Legislatures have the power to expel members, but the Supreme Court has ruled that legislative power must be balanced against the First Amendment and other fundamental rights. Indeed, the expulsions prompted elected officials in the U.S. Senate to ask the Justice Department to investigate whether the Tennessee house’s actions violated such limits.
The events in Tennessee fit into a broader trend of partisan majorities removing or otherwise disempowering elected officials for their political views. In Montana, a Republican supermajority in the house voted to remove Rep. Zooey Zephyr (D) from the floor and committee meetings for the last week of the session after Zephyr, the state’s first openly transgender lawmaker, spoke against a ban on gender-affirming care for transgender youth.
Florida Gov. Ron DeSantis (R) removed Andrew Warren, an elected county prosecutor, from office last year because he promised not to enforce the state’s newly enacted anti-abortion law.

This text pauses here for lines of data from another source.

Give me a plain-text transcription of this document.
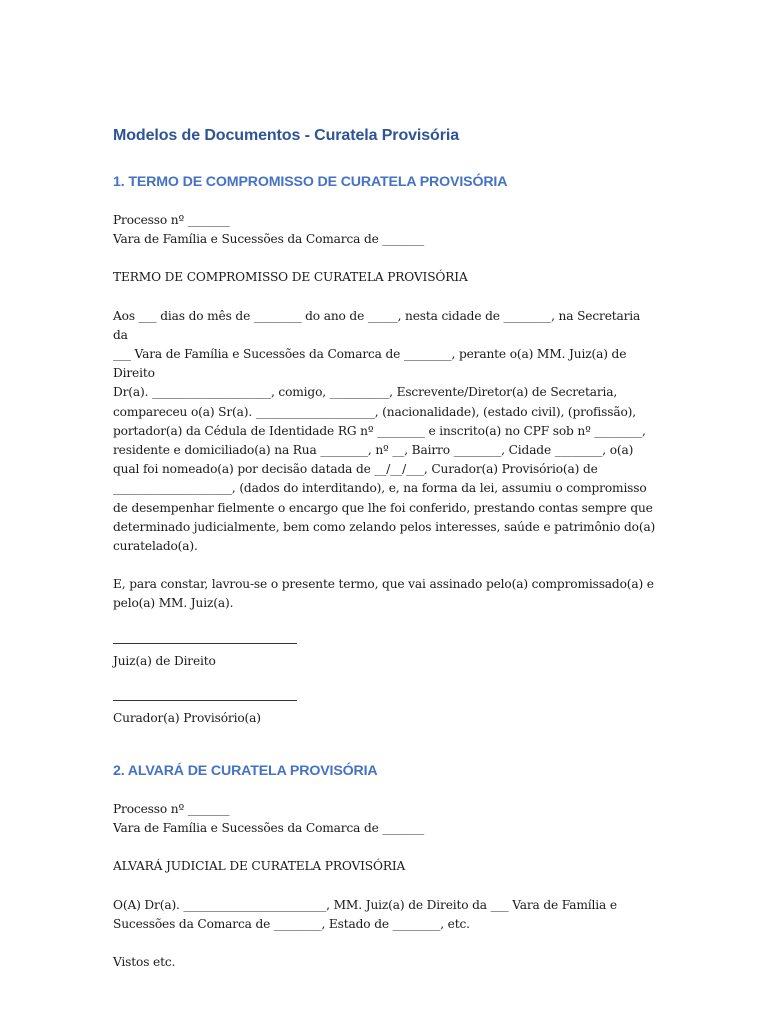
Modelos de Documentos - Curatela Provisória
1. TERMO DE COMPROMISSO DE CURATELA PROVISÓRIA

Processo nº _______

Vara de Família e Sucessões da Comarca de _______

TERMO DE COMPROMISSO DE CURATELA PROVISÓRIA

Aos ___ dias do mês de ________ do ano de _____, nesta cidade de ________, na Secretaria da

___ Vara de Família e Sucessões da Comarca de ________, perante o(a) MM. Juiz(a) de Direito

Dr(a). ____________________, comigo, __________, Escrevente/Diretor(a) de Secretaria,

compareceu o(a) Sr(a). ____________________, (nacionalidade), (estado civil), (profissão),

portador(a) da Cédula de Identidade RG nº ________ e inscrito(a) no CPF sob nº ________,

residente e domiciliado(a) na Rua ________, nº __, Bairro ________, Cidade ________, o(a)

qual foi nomeado(a) por decisão datada de __/__/___, Curador(a) Provisório(a) de

____________________, (dados do interditando), e, na forma da lei, assumiu o compromisso

de desempenhar fielmente o encargo que lhe foi conferido, prestando contas sempre que

determinado judicialmente, bem como zelando pelos interesses, saúde e patrimônio do(a)

curatelado(a).

E, para constar, lavrou-se o presente termo, que vai assinado pelo(a) compromissado(a) e

pelo(a) MM. Juiz(a).

Juiz(a) de Direito

Curador(a) Provisório(a)

2. ALVARÁ DE CURATELA PROVISÓRIA

Processo nº _______

Vara de Família e Sucessões da Comarca de _______

ALVARÁ JUDICIAL DE CURATELA PROVISÓRIA

O(A) Dr(a). ________________________, MM. Juiz(a) de Direito da ___ Vara de Família e

Sucessões da Comarca de ________, Estado de ________, etc.

Vistos etc.
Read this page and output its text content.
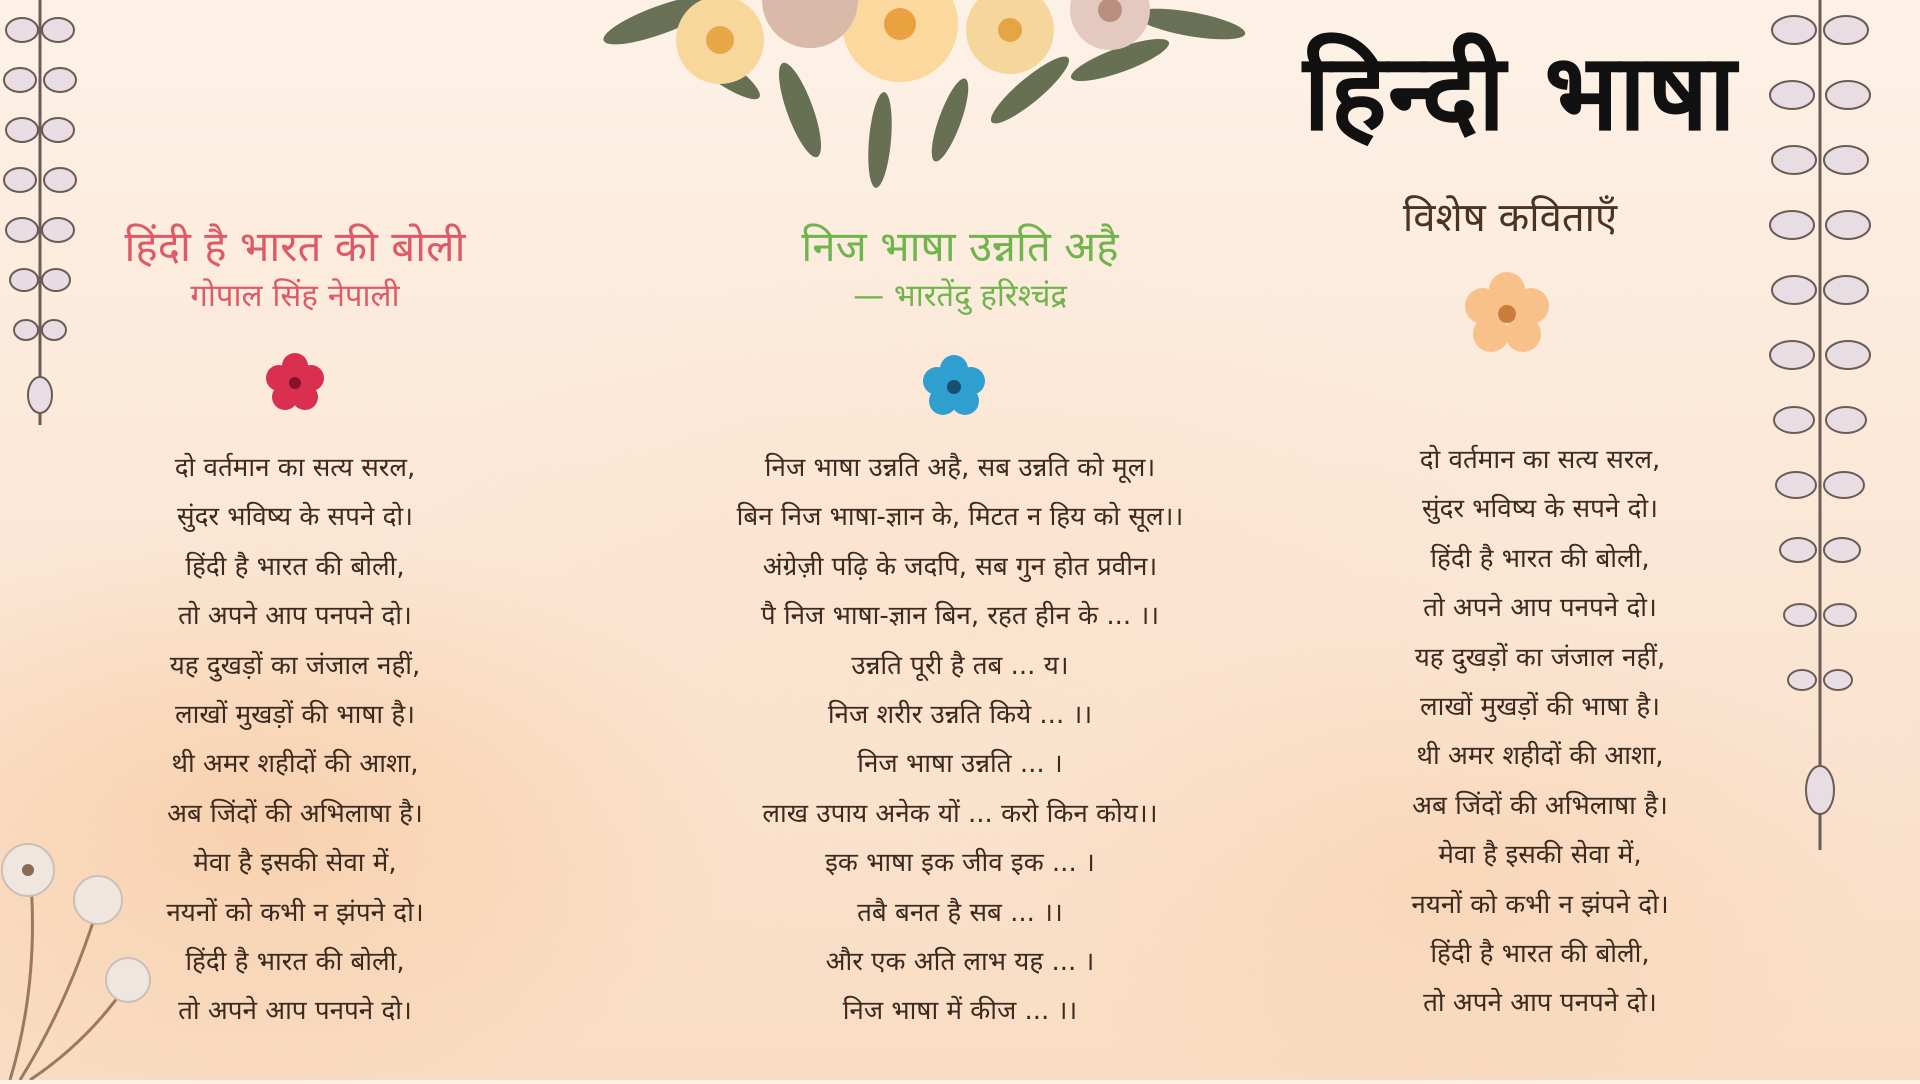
हिन्दी भाषा
विशेष कविताएँ
हिंदी है भारत की बोली
गोपाल सिंह नेपाली
दो वर्तमान का सत्य सरल,
सुंदर भविष्य के सपने दो।
हिंदी है भारत की बोली,
तो अपने आप पनपने दो।
यह दुखड़ों का जंजाल नहीं,
लाखों मुखड़ों की भाषा है।
थी अमर शहीदों की आशा,
अब जिंदों की अभिलाषा है।
मेवा है इसकी सेवा में,
नयनों को कभी न झंपने दो।
हिंदी है भारत की बोली,
तो अपने आप पनपने दो।
निज भाषा उन्नति अहै
— भारतेंदु हरिश्चंद्र
निज भाषा उन्नति अहै, सब उन्नति को मूल।
बिन निज भाषा-ज्ञान के, मिटत न हिय को सूल।।
अंग्रेज़ी पढ़ि के जदपि, सब गुन होत प्रवीन।
पै निज भाषा-ज्ञान बिन, रहत हीन के ... ।।
उन्नति पूरी है तब ... य।
निज शरीर उन्नति किये ... ।।
निज भाषा उन्नति ... ।
लाख उपाय अनेक यों ... करो किन कोय।।
इक भाषा इक जीव इक ... ।
तबै बनत है सब ... ।।
और एक अति लाभ यह ... ।
निज भाषा में कीज ... ।।
दो वर्तमान का सत्य सरल,
सुंदर भविष्य के सपने दो।
हिंदी है भारत की बोली,
तो अपने आप पनपने दो।
यह दुखड़ों का जंजाल नहीं,
लाखों मुखड़ों की भाषा है।
थी अमर शहीदों की आशा,
अब जिंदों की अभिलाषा है।
मेवा है इसकी सेवा में,
नयनों को कभी न झंपने दो।
हिंदी है भारत की बोली,
तो अपने आप पनपने दो।
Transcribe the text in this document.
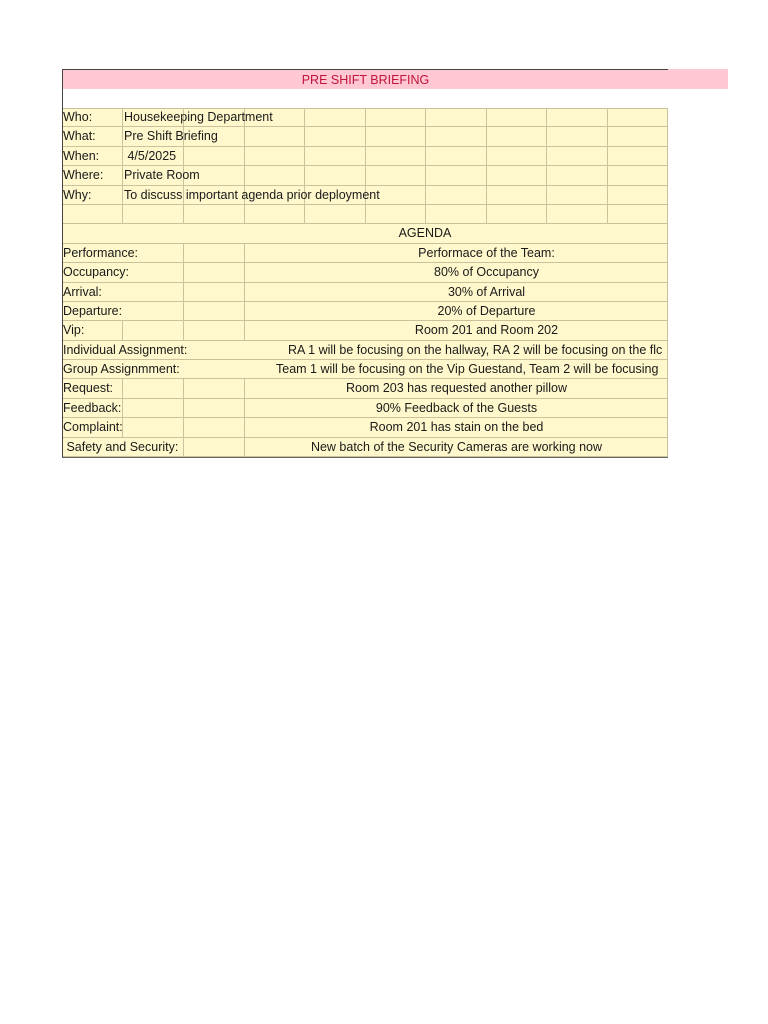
PRE SHIFT BRIEFING
Who:	Housekeeping Department
What: Pre Shift Briefing
When: 4/5/2025
Where: Private Room
Why:	To discuss important agenda prior deployment
AGENDA
Performance:	Performace of the Team:
Occupancy:	80% of Occupancy
Arrival:	30% of Arrival
Departure:	20% of Departure
Vip:	Room 201 and Room 202
Individual Assignment:	RA 1 will be focusing on the hallway, RA 2 will be focusing on the flc
Group Assignmment:	Team 1 will be focusing on the Vip Guestand, Team 2 will be focusing
Request:	Room 203 has requested another pillow
Feedback:	90% Feedback of the Guests
Complaint:	Room 201 has stain on the bed
Safety and Security:	New batch of the Security Cameras are working now
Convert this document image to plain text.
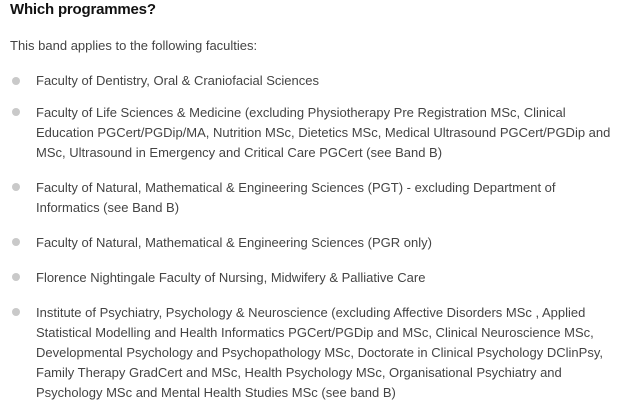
Which programmes?

This band applies to the following faculties:

Faculty of Dentistry, Oral & Craniofacial Sciences
Faculty of Life Sciences & Medicine (excluding Physiotherapy Pre Registration MSc, Clinical Education PGCert/PGDip/MA, Nutrition MSc, Dietetics MSc, Medical Ultrasound PGCert/PGDip and MSc, Ultrasound in Emergency and Critical Care PGCert (see Band B)
Faculty of Natural, Mathematical & Engineering Sciences (PGT) - excluding Department of Informatics (see Band B)
Faculty of Natural, Mathematical & Engineering Sciences (PGR only)
Florence Nightingale Faculty of Nursing, Midwifery & Palliative Care
Institute of Psychiatry, Psychology & Neuroscience (excluding Affective Disorders MSc , Applied Statistical Modelling and Health Informatics PGCert/PGDip and MSc, Clinical Neuroscience MSc, Developmental Psychology and Psychopathology MSc, Doctorate in Clinical Psychology DClinPsy, Family Therapy GradCert and MSc, Health Psychology MSc, Organisational Psychiatry and Psychology MSc and Mental Health Studies MSc (see band B)
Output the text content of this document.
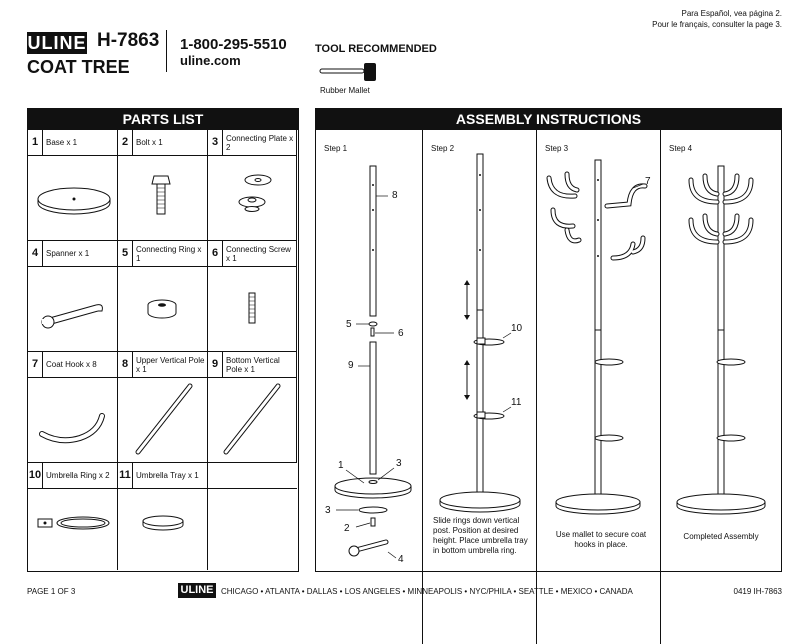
ULINE H-7863
COAT TREE
1-800-295-5510
uline.com
Para Español, vea página 2.
Pour le français, consulter la page 3.
TOOL RECOMMENDED
Rubber Mallet
PARTS LIST
1 Base x 1	2 Bolt x 1	3 Connecting Plate x 2
4 Spanner x 1	5 Connecting Ring x 1	6 Connecting Screw x 1
7 Coat Hook x 8	8 Upper Vertical Pole x 1	9 Bottom Vertical Pole x 1
10 Umbrella Ring x 2 11 Umbrella Tray x 1
ASSEMBLY INSTRUCTIONS
Step 1
8
5
6
9
1	3
3
2
4
Step 2
10
11
Slide rings down vertical post. Position at desired height. Place umbrella tray in bottom umbrella ring.
Step 3
7
Use mallet to secure coat hooks in place.
Step 4
Completed Assembly
PAGE 1 OF 3	ULINE CHICAGO • ATLANTA • DALLAS • LOS ANGELES • MINNEAPOLIS • NYC/PHILA • SEATTLE • MEXICO • CANADA	0419 IH-7863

A federal judge condemned DeSantis for violating the prosecutor’s First Amendment right to free speech, explaining that a “governor cannot properly suspend a state attorney based on policy differences.” DeSantis now threatens to remove Monique Worrell, another elected prosecutor, over disagreements with her charging decisions.
In Wisconsin, legislators pledged to consider impeaching Janet Protasiewicz, a newly elected state supreme court justice, before she ever ruled on a case. They pointed to no wrongdoing by the justice, only the possibility that she would rule based on her “personal beliefs,” a reference to her campaign comments supporting abortion rights and denouncing gerrymandering.
Even in an era of American democratic backsliding, the silencing and removal of legitimately elected officials over policy disagreements or for other invidious purposes is a startling development. By turning a measure meant to punish criminality or grossly unethical conduct into a political weapon, the Tennessee legislature undertook an unprecedented, likely discriminatory, and probably unconstitutional removal of two representatives.